- The Cotton Bowl in Dallas, Texas, hosted the Cotton Bowl Classic.
- Date: January 1, 2007
- Season: 2006
- Stadium: Cotton Bowl
- Location: Dallas, Texas
- MVP: LB Will Herring (Auburn) WR Courtney Taylor (Auburn)
- Referee: Todd Geerlings (Big Ten)
- Attendance: 66,777

United States TV coverage
- Network: FOX
- Announcers: Pat Summerall, Brian Baldinger, and Krista Voda

= 2007 Cotton Bowl Classic =

The 2007 AT&T Cotton Bowl Classic was a college football bowl game played on January 1, 2007, at the Cotton Bowl in Dallas, Texas. The Cotton Bowl Classic was part of the 2007 NCAA Division I FBS football season and one of 32 games in the 2006–07 bowl season. The bowl game featured the Auburn Tigers versus the Nebraska Cornhuskers.

==Background==
This was Auburn's first Cotton Bowl Classic since 1986, and Nebraska's first since 1980.

==Game summary==
The game was tied at halftime. Nebraska scored first on a Nate Swift touchdown catch from Zac Taylor. For Auburn, Carl Stewart caught a touchdown pass from Brandon Cox to tie the score.
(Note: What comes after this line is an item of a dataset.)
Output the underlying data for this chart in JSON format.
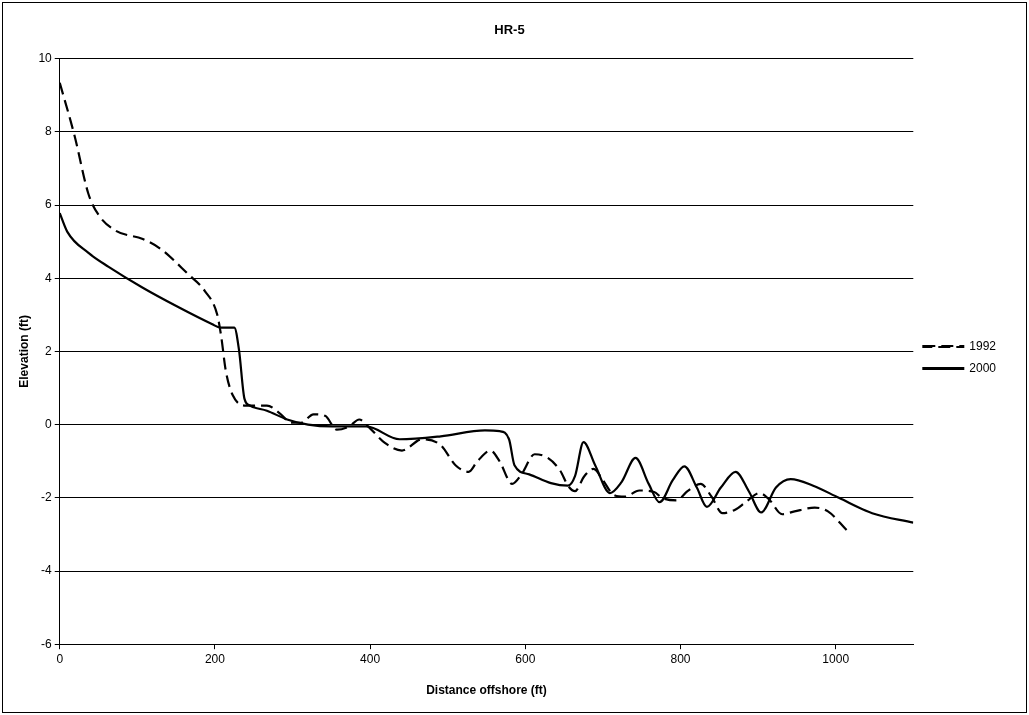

Stewart ran for a touchdown to give Auburn the lead early in the second quarter, but Nebraska tied it up with a Brandon Jackson touchdown four minutes later. John Vaughn ended up winning the game a 42-yard field goal in the third quarter, as the two teams did not score from that point on. Both teams had two turnovers and six punts. Despite outgaining Auburn 230–178 and having less penalties and more first downs, Nebraska could not get into position to score, especially late in the fourth quarter, when they did not try a field goal at the Auburn 30 on fourth down with four minutes to play.